Fe-chalcogenide based superconductors
Sahana Rößler*, Horst Borrmann, Ulrich Burkhardt, Wilder Carrillo-Cabrera, Deepa Kasinathan, Hans-Henning Klauss1, Cevriye Koz, Yuri Grin, Philipp Materne1, Kamal Mydeen, Michael Nicklas, Ulrich K. Rößler2, Helge Rosner, Marcus Schmidt, Walter Schnelle, Ulrich Schwarz, Oliver Stockert and Steffen Wirth*
Among the different families of Fe-based superconductors, FeCh (11-type chalcogenide, Ch = Se, Te) has the simplest crystal structure [9]. The atomic pattern belongs to the tetragonal P4/nmm space group and consists of edge-sharing FeCh4 tetrahedra, which form layers orthogonal to the c-axis. The bulk superconducting transition temperature Tc of FeSe is about 8.5 K at ambient conditions with the superconducting properties being extremely sensitive to the amount of excess Fe. For instance, it has been reported that Fe1.01Se is superconducting, however Fe1.03Se is not [10]. Intriguingly, only the superconducting Fe1.01Se undergoes a structural phase transition from a tetragonal to an orthorhombic phase at Ts = 87 K while the non-superconducting Fe1.03Se does not show a corresponding structural transition [11]. Tc can become as high as 37 K by the application of hydrostatic pressure [12, 13]. This makes FeSe a member of the high-Tc class of superconductors. The antiferromagnetic fluctuations are found to be strongly increased near Tc, and applied pressure seems to enhance the spin fluctuations as well as the superconducting transition temperature. In addition, Tc of FeSe can also be increased by Te substitution of Se, up to a maximum of Tc = 15 K for Fe1+ySe0.5Te0.5 [14–16]. The bulk superconductivity disappears for higher Te substitution and no superconductivity has been found so far in bulk samples of the end-member Fe1+yTe.

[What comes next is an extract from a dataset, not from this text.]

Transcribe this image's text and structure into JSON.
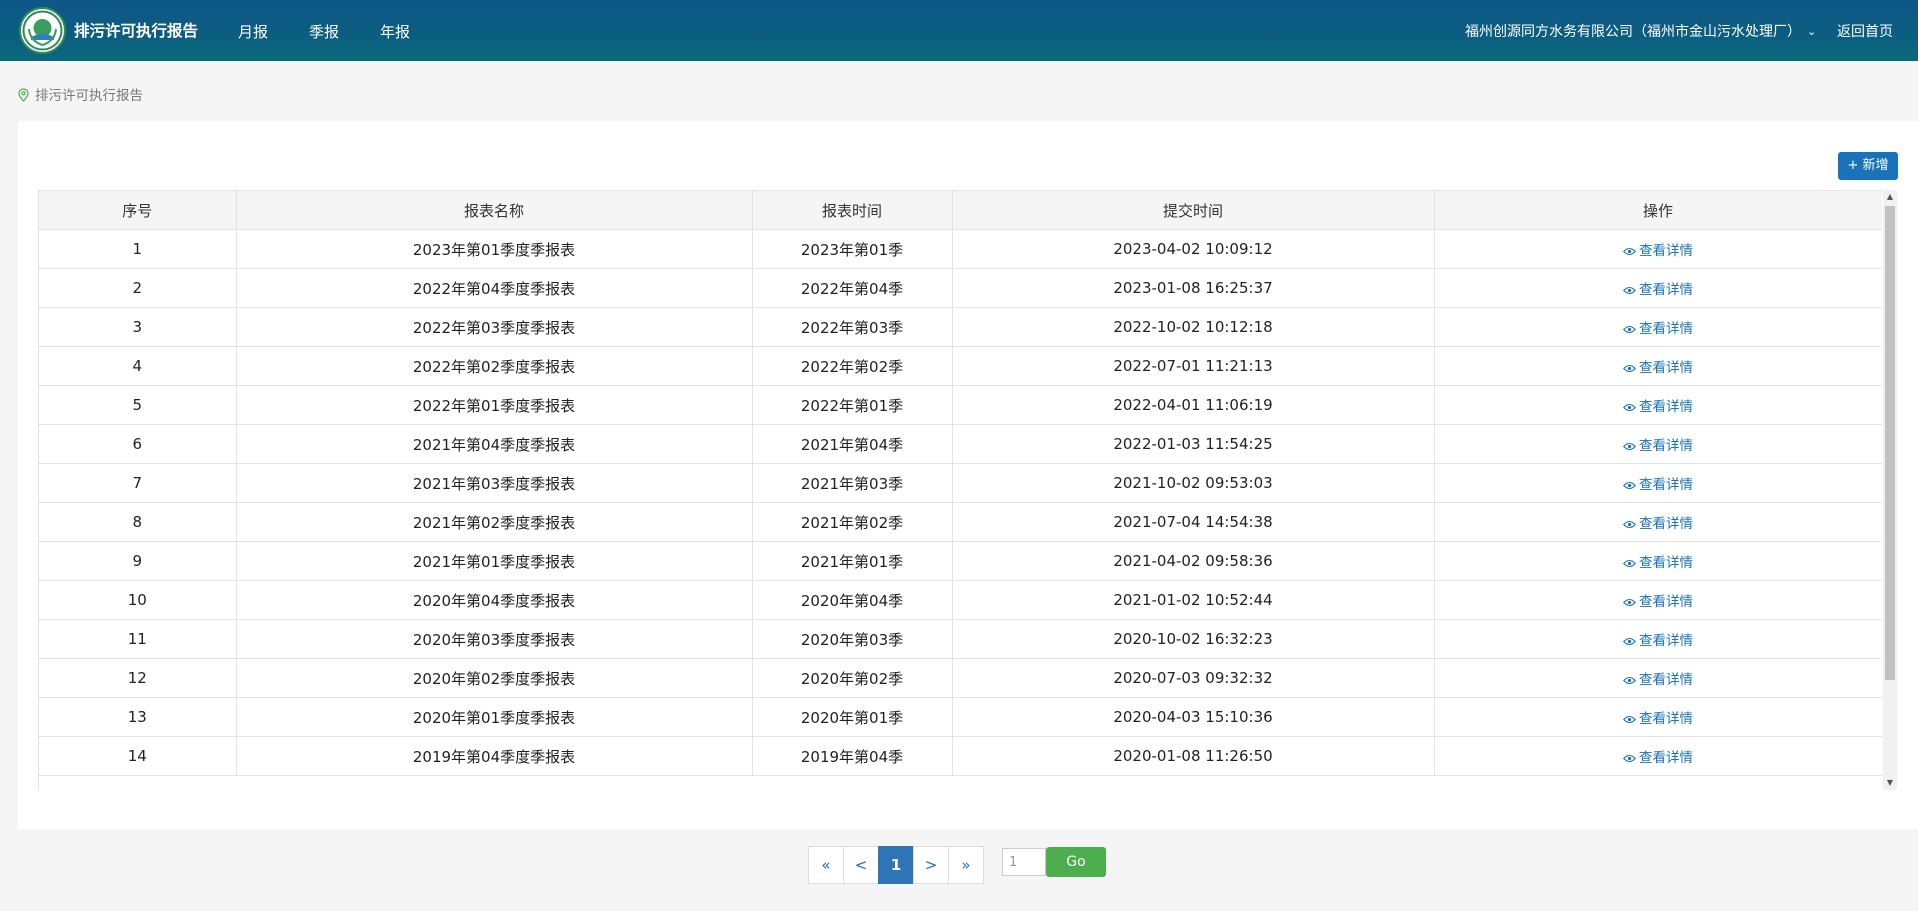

Fe1+yTe is a non-stoichiometric compound which orders antiferromagnetically at low temperatures. Initial studies revealed that the structural and magnetic properties are extremely sensitive to the chemical composition. The PbO-type tetragonal crystal structure of the Fe1+yCh phases accommodate excess Fe within the crystallographic 2c sites [17]. Theoretical studies focusing on Fe1+yTe suggest a +1 valence state with a relatively large local moment of 2.4 μB for the interstitial Fe [18]. These interstitial moments are expected to couple magnetically to the moments of the Fe square substructure resulting in a complex magnetic order. Therefore, it is highly important to establish the homogeneity range of these binary chalcogenides and to determine their structure-property correlations.